Twice as many children die from CHD each year than all forms of childhood cancer combined. CHD is the most common birth defect in our country and worldwide. And while CHDs are common, there are more than 18 distinct types, each affecting the heart’s structure or function in different ways.
CHD can mean a valve that leaks blood or arteries that are too narrow. It can even mean entire chambers of the heart are reversed in their positions. For me, it meant being born with a hole in the wall that separates the top two chambers of my heart, and a mitral valve that didn’t close evenly.
The treatments for each CHD case look very different, ranging from daily medication to a heart transplant. Despite these differences, until recently, the prognoses were roughly the same. Just a few decades ago, less than 20 percent of children with CHDs survived into adulthood. Then came incredible ingenuity in science and medicine.
Pacemakers once the size of refrigerators now fit in the palm of a hand. Some procedures that used to require open heart surgery can now be performed using a catheter threaded through a small incision in the leg. And new diagnostic technologies, like fetal echocardiograms, can help doctors catch CHDs well before a child is born and prepare emergency intervention.
These innovations – and countless more – have rewritten the narrative. Now, more than 90 percent of all children born with a CHD survive to adulthood. There are more than 1 million adult CHD survivors like me.
These statistics are worth celebrating. They also raise the reality that adults living with CHDs are patched, not cured. We live with lifelong health consequences and we need access to lifelong supports.
We need stronger communities of adult CHD survivors. When people with CHDs are beginning treatment journeys, they’re often in the care of pediatric specialists. As they transition to adulthood, they must learn to manage their own care along with the added stressors of growing up.
Communities of adult CHD survivors help bridge this gap and create space to unpack shared experiences. Despite searching throughout my life, it wasn’t until I was 29 and on the verge of my fifth heart surgery that I met another adult CHD survivor. Though the physical hole in my heart had been long repaired, the emotional wounds of my CHD did not begin to heal until that moment.

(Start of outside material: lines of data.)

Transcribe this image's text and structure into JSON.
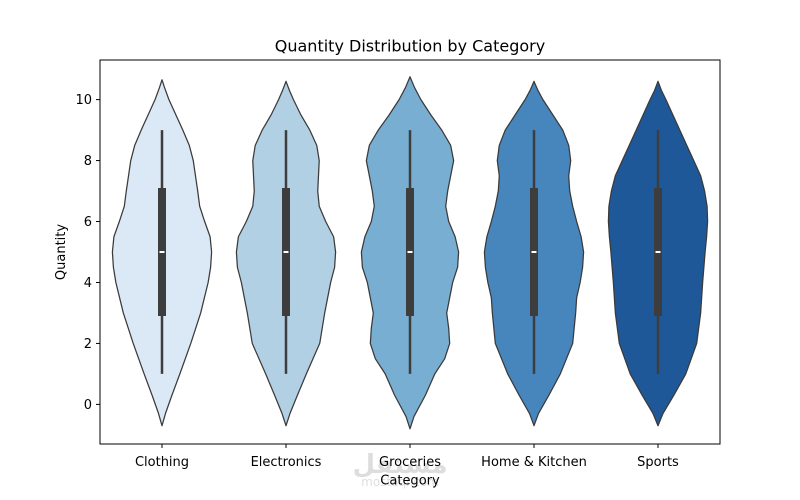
{
  "chart_data": {
    "type": "violin",
    "title": "Quantity Distribution by Category",
    "xlabel": "Category",
    "ylabel": "Quantity",
    "ylim": [
      -1.3,
      11.3
    ],
    "yticks": [
      0,
      2,
      4,
      6,
      8,
      10
    ],
    "grid": false,
    "legend": "none",
    "categories": [
      "Clothing",
      "Electronics",
      "Groceries",
      "Home & Kitchen",
      "Sports"
    ],
    "series": [
      {
        "category": "Clothing",
        "color": "#dbe8f5",
        "min": 1,
        "q1": 2.9,
        "median": 5,
        "q3": 7.1,
        "max": 9,
        "density": [
          [
            -0.7,
            0.0
          ],
          [
            -0.3,
            0.07
          ],
          [
            0.3,
            0.2
          ],
          [
            1,
            0.36
          ],
          [
            2,
            0.58
          ],
          [
            3,
            0.78
          ],
          [
            4,
            0.93
          ],
          [
            4.5,
            0.98
          ],
          [
            5,
            1.0
          ],
          [
            5.5,
            0.97
          ],
          [
            6,
            0.86
          ],
          [
            6.5,
            0.76
          ],
          [
            7,
            0.72
          ],
          [
            8,
            0.63
          ],
          [
            8.5,
            0.55
          ],
          [
            9,
            0.42
          ],
          [
            9.5,
            0.28
          ],
          [
            10,
            0.14
          ],
          [
            10.4,
            0.05
          ],
          [
            10.65,
            0.0
          ]
        ]
      },
      {
        "category": "Electronics",
        "color": "#b2d0e4",
        "min": 1,
        "q1": 2.9,
        "median": 5,
        "q3": 7.1,
        "max": 9,
        "density": [
          [
            -0.7,
            0.0
          ],
          [
            -0.3,
            0.08
          ],
          [
            0.3,
            0.23
          ],
          [
            1,
            0.41
          ],
          [
            2,
            0.68
          ],
          [
            3,
            0.78
          ],
          [
            4,
            0.9
          ],
          [
            4.5,
            0.98
          ],
          [
            5,
            1.0
          ],
          [
            5.5,
            0.96
          ],
          [
            6,
            0.8
          ],
          [
            6.5,
            0.67
          ],
          [
            7,
            0.64
          ],
          [
            8,
            0.67
          ],
          [
            8.5,
            0.62
          ],
          [
            9,
            0.48
          ],
          [
            9.5,
            0.3
          ],
          [
            10,
            0.15
          ],
          [
            10.3,
            0.07
          ],
          [
            10.6,
            0.0
          ]
        ]
      },
      {
        "category": "Groceries",
        "color": "#78aed1",
        "min": 1,
        "q1": 2.9,
        "median": 5,
        "q3": 7.1,
        "max": 9,
        "density": [
          [
            -0.8,
            0.0
          ],
          [
            -0.4,
            0.08
          ],
          [
            0.3,
            0.31
          ],
          [
            1,
            0.5
          ],
          [
            1.5,
            0.7
          ],
          [
            2,
            0.8
          ],
          [
            2.5,
            0.78
          ],
          [
            3,
            0.74
          ],
          [
            4,
            0.86
          ],
          [
            4.5,
            0.96
          ],
          [
            5,
            0.98
          ],
          [
            5.5,
            0.91
          ],
          [
            6,
            0.78
          ],
          [
            6.5,
            0.72
          ],
          [
            7,
            0.76
          ],
          [
            8,
            0.88
          ],
          [
            8.5,
            0.82
          ],
          [
            9,
            0.64
          ],
          [
            9.5,
            0.42
          ],
          [
            10,
            0.22
          ],
          [
            10.4,
            0.09
          ],
          [
            10.75,
            0.0
          ]
        ]
      },
      {
        "category": "Home & Kitchen",
        "color": "#4686bd",
        "min": 1,
        "q1": 2.9,
        "median": 5,
        "q3": 7.1,
        "max": 9,
        "density": [
          [
            -0.7,
            0.0
          ],
          [
            -0.3,
            0.09
          ],
          [
            0.3,
            0.3
          ],
          [
            1,
            0.53
          ],
          [
            2,
            0.78
          ],
          [
            3,
            0.84
          ],
          [
            3.5,
            0.86
          ],
          [
            4,
            0.93
          ],
          [
            4.5,
            0.98
          ],
          [
            5,
            1.0
          ],
          [
            5.5,
            0.95
          ],
          [
            6,
            0.86
          ],
          [
            6.5,
            0.78
          ],
          [
            7,
            0.72
          ],
          [
            7.5,
            0.7
          ],
          [
            8,
            0.74
          ],
          [
            8.5,
            0.7
          ],
          [
            9,
            0.58
          ],
          [
            9.5,
            0.38
          ],
          [
            10,
            0.18
          ],
          [
            10.3,
            0.08
          ],
          [
            10.6,
            0.0
          ]
        ]
      },
      {
        "category": "Sports",
        "color": "#1f5899",
        "min": 1,
        "q1": 2.9,
        "median": 5,
        "q3": 7.1,
        "max": 9,
        "density": [
          [
            -0.7,
            0.0
          ],
          [
            -0.3,
            0.1
          ],
          [
            0.3,
            0.32
          ],
          [
            1,
            0.56
          ],
          [
            2,
            0.78
          ],
          [
            3,
            0.86
          ],
          [
            4,
            0.9
          ],
          [
            5,
            0.95
          ],
          [
            5.5,
            0.98
          ],
          [
            6,
            1.0
          ],
          [
            6.5,
            0.99
          ],
          [
            7,
            0.94
          ],
          [
            7.5,
            0.86
          ],
          [
            8,
            0.72
          ],
          [
            8.5,
            0.58
          ],
          [
            9,
            0.44
          ],
          [
            9.5,
            0.3
          ],
          [
            10,
            0.16
          ],
          [
            10.3,
            0.07
          ],
          [
            10.6,
            0.0
          ]
        ]
      }
    ]
  },
  "watermark": {
    "main": "مستقل",
    "sub": "mostaql.com"
  }
}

Just as important as an engaged patient community is an engaged provider community. Ideally, patients with CHDs should receive regular care from a cardiologist who specializes in CHDs throughout the lifespan.

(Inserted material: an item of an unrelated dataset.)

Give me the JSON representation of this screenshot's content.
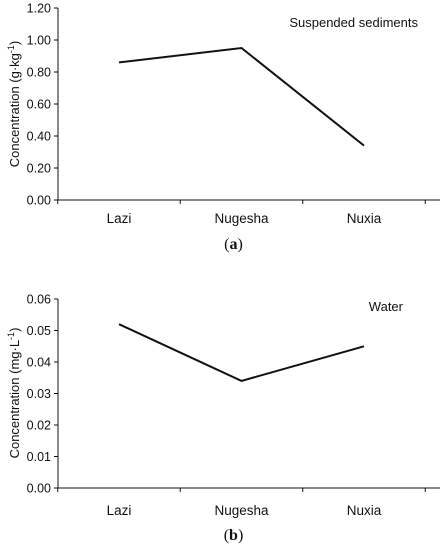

We know that CHD is no longer just a pediatric condition — healthcare systems must continually adapt their structure to reflect that. Healthcare providers must also understand that adults with CHDs — even those with CHDs that don’t require frequent or intensive treatment — are at higher risk of acute and chronic diseases, and have an increased likelihood to experience symptoms of depression, anxiety, and trauma.
That higher risk begets the need for more research into adult CHDs, yet funding for this kind of research lags behind that of other congenital diseases.
What are specific risk factors and how can we lessen their impact? What are the different genetic mechanisms underlying CHDs and how can we leverage them in the fight against it? Are there new medicines and technological applications we can apply to help adults with CHDs?
The closer we get to answering these questions, the stronger the proverbial pulse beats for people living with CHDs.
Collective ingenuity turned this deadly childhood disease into a highly survivable one in just 20 years. If we recommit to the evolution of innovation, patient community, and the healthcare system as a whole, imagine what we will accomplish in the next 20.